The reality is that corporations want repeat customers. They are not going to drive away customers. Having run a business, I know that I don't want to tick my customers off. If I use that information in any way, that causes my customers to leave; I'm a loser. On the other side, we've got the government. We've got to protect the homeland, and to do that, we have to have a free flow of information.

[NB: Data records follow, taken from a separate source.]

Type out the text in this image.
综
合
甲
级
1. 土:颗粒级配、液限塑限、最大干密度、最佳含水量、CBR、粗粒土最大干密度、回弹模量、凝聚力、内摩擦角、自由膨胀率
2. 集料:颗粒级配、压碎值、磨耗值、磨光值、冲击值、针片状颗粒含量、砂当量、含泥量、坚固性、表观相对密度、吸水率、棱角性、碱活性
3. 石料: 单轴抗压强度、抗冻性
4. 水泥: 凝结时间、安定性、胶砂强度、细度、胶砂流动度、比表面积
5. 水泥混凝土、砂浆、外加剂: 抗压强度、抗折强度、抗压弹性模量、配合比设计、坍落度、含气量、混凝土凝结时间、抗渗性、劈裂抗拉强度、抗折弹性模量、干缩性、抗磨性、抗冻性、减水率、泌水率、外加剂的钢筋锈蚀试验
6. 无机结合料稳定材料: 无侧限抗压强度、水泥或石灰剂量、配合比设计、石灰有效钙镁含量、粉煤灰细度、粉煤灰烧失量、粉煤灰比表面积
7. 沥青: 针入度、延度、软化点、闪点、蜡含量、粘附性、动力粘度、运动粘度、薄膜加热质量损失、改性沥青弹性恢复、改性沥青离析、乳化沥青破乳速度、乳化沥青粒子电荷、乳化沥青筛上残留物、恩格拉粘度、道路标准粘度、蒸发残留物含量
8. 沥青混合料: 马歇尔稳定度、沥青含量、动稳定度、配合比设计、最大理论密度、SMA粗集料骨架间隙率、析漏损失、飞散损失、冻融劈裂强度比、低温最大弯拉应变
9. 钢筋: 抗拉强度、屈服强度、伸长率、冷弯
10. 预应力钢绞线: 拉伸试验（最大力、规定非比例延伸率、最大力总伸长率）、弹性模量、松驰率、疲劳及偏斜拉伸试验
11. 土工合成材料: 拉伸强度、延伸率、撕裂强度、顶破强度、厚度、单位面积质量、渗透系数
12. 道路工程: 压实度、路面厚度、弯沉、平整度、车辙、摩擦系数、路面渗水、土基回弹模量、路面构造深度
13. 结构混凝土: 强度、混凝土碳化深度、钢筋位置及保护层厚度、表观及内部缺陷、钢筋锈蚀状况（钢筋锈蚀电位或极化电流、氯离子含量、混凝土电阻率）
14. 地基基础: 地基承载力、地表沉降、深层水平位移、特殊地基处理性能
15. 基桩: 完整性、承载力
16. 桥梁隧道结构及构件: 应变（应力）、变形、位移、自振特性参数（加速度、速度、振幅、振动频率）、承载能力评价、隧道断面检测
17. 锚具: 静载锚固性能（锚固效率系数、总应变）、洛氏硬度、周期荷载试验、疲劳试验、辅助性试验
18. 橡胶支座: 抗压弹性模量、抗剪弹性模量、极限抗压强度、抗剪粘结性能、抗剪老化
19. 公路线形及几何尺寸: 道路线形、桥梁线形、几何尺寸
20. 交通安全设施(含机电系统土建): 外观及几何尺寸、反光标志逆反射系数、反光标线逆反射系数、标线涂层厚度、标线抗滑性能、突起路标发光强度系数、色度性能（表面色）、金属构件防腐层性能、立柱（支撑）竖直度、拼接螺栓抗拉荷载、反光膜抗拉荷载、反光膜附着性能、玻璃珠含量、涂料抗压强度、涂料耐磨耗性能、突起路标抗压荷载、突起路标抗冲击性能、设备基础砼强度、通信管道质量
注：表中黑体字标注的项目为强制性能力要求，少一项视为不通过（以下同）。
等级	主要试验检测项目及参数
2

Ironically, the best way to prevent identity theft is for the corporation you turn to when your credit card is stolen to have enough information about you that they can prevent theft. If you say you don't want the company to have the information and share it, you are in a box--the information can't be shared with the police department or other law enforcement agencies.

We are in a whole new world. It's not a question of whether information should be shared but rather with whom the information should be shared. I want the company I am dealing with on the Internet to know everything about me so that it won't accept an order from somebody who pretends to be me. If it knows everything about me, the company can better serve me, and I won't get scammed by someone pretending to be me.

Back to info sharing. The FBI and other government agencies have been criticized for lack of information sharing and poor use of technology. Has there been progress on this front?
In the present atmosphere--an election year--the most precious thing we have in the Senate right now is floor time. Senate Majority Leader Bill Frist will not bring a bill to the floor unless it will pass by unanimous consent. He will not bring anything to the floor that will be contentious or requires significant debate.

We have 67 legislative days left in this session, and the huge issues are soaking up all the floor's time. We have appropriation bills, the energy bill to consider again and others. Anything in this area that gets passed had better be pretty noncontroversial. In this legislative atmosphere, don't look for anything until 2005, unless it's absolute milquetoast.